Kolumne: Die Ossis von Namibia
Ich will mein Trauma vom schlechten DDR-Service behalten. Verdursten ist besser als erleuchtet werden.
Es muss etwas irre ausgesehen haben, wie wir versuchten, auf uns aufmerksam zu machen. Wir warfen die Arme in die Luft und vollführten gewagte Sprünge auf unseren Sitzbänken. Ich befürchte, dass wir wirkten wie Tom Cruise, der in dieser US-amerikanischen Fernsehsendung wie ein Affe auf dem Sofa herumtobte, um seine Liebe zu seiner Verlobten zu demonstrieren. Katie Holmes erhörte und heiratete ihn. Die Kellner in dem überfüllten Gartenlokal in Berlins Mitte ignorierten uns. Ich fühlte mich an traumatische Gastronomie-Erlebnisse im Osten erinnert.
Weil geteiltes Leid halbes Leid ist, begann ich ein Gespräch mit den Gästen am anderen Tischende. Eine Mutter unterhielt sich mit ihrer Tochter und deren Freund abwechselnd in Deutsch und Englisch. Ständig sprangen sie hin und her. Das Deutsch der Mutter war akzentfrei, ihr Englisch mit einem klitzekleinen Akzent dekoriert.

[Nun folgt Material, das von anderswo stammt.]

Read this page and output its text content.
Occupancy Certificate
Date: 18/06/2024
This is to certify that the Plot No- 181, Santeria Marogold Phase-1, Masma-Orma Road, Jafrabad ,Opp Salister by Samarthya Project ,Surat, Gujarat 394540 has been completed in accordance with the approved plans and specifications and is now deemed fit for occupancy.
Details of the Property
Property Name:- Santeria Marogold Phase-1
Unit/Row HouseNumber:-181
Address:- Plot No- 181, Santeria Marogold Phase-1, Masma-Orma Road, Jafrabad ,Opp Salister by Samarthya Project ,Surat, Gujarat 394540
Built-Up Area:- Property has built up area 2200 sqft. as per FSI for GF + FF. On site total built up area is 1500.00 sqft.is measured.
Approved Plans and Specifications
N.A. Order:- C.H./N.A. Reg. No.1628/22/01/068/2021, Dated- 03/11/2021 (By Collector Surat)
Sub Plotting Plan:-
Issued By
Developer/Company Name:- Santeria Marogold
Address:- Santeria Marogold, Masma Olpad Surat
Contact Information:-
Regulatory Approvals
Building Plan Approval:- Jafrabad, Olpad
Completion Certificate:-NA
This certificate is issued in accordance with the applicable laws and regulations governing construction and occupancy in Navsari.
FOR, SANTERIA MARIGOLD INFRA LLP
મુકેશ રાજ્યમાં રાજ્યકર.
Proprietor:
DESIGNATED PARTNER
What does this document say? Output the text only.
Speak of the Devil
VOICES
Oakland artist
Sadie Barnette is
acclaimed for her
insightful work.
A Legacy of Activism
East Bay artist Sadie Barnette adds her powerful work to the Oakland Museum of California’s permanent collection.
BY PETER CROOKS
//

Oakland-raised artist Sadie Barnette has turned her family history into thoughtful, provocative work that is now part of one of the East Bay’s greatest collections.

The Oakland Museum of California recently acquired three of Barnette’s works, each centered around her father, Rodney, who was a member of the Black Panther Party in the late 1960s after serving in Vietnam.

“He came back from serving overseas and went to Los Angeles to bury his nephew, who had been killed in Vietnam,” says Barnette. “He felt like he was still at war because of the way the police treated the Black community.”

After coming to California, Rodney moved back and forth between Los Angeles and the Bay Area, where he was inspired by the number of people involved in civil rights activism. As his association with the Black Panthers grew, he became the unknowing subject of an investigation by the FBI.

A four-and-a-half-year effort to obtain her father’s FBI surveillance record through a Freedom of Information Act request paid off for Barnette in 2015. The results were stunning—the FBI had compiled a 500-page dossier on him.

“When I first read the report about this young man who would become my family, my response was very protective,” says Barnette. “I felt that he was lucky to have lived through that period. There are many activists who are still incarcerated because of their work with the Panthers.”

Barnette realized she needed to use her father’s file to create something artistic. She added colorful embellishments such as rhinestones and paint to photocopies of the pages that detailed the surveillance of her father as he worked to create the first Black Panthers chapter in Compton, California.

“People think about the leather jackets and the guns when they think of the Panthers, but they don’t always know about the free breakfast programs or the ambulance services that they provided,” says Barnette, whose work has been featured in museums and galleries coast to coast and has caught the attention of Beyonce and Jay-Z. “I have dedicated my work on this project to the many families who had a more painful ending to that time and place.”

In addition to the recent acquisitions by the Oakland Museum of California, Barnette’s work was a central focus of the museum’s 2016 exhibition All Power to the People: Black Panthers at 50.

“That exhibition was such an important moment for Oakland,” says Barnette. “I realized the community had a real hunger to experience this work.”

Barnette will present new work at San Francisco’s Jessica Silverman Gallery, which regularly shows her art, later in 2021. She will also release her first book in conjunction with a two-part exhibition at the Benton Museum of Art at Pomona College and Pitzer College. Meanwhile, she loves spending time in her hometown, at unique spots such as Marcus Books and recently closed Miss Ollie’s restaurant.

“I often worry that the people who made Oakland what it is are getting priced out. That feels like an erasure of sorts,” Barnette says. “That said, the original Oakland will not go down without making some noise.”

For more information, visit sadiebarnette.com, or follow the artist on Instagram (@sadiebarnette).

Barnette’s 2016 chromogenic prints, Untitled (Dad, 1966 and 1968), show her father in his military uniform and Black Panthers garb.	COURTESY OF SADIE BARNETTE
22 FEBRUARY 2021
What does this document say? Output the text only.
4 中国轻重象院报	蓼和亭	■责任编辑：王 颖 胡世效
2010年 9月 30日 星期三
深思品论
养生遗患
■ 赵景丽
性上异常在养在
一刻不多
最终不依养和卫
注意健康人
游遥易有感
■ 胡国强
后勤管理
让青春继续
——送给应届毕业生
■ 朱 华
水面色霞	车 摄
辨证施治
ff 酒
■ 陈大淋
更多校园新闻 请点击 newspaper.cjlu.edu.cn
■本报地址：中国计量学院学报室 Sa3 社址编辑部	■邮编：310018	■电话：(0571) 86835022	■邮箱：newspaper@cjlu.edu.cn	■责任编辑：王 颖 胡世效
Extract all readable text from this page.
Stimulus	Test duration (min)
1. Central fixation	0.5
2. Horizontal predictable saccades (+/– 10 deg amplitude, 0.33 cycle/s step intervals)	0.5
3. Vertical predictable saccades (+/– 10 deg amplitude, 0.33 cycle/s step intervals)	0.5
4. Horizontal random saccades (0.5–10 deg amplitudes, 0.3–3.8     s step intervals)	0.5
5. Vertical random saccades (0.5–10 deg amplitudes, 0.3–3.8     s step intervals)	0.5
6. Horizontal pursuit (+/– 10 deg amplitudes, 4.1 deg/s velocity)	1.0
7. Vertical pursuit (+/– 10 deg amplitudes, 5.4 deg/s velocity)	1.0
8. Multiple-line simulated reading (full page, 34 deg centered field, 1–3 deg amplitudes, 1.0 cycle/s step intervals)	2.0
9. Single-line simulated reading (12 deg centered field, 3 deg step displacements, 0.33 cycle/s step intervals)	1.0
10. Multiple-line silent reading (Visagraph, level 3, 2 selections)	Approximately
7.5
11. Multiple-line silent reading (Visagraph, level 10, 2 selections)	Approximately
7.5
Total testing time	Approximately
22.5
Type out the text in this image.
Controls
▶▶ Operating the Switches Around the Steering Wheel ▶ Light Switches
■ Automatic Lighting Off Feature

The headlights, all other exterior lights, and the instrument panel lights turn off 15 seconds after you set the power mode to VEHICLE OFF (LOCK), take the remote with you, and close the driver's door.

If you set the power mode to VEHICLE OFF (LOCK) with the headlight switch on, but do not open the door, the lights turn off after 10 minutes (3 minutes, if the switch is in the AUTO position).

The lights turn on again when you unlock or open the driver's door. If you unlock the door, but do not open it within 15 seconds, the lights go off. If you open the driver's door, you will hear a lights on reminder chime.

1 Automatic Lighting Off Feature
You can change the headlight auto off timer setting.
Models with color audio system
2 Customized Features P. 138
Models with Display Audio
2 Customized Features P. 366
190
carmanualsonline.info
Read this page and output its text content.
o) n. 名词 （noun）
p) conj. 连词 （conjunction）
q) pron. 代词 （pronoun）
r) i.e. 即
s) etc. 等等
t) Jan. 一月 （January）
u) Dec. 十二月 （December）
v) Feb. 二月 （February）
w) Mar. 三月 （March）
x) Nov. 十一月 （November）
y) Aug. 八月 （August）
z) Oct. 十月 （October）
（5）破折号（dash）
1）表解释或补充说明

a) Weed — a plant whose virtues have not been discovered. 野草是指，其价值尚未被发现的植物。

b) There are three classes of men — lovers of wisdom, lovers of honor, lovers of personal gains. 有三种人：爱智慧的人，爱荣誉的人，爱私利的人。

Bei der Tochter war es umgekehrt und der Freund beherrschte beides perfekt. "Sagen Sie, wieso unterhalten Sie sich zweisprachig?" Meine Kehle war kurz vor dem Vertrocknen. Aber meiner Neugierde tat das keinen Abbruch.
Ich erfuhr eine interessante Familiengeschichte. Die Mutter war als junges Ding von Westberlin nach Südafrika gegangen. Den Kopf voller Abenteuer, reiste sie herum und blieb schließlich in Namibia, wo ihre Tochter aufwuchs. Wie auch ihr Freund, dessen Eltern dort eine Farm betreiben. Die Mutter machte aus ihrer Freude über meine Neugierde keinen Hehl. "So sind sie, die Berliner", sagte sie zu ihrer Tochter und ihrem Schwiegersohn in spe und prostete mir zu. Ich schüttelte den Kopf. "Ich muss Sie enttäuschen. Ich bin aus Sachsen." Der Frau entfuhr ein spitzer Schrei. "Was?? Sie auch? Ich bin in Dresden geboren!!" Wir stießen so heftig mit unseren Gläsern an, dass die laue Sommernacht einen Schreck bekam.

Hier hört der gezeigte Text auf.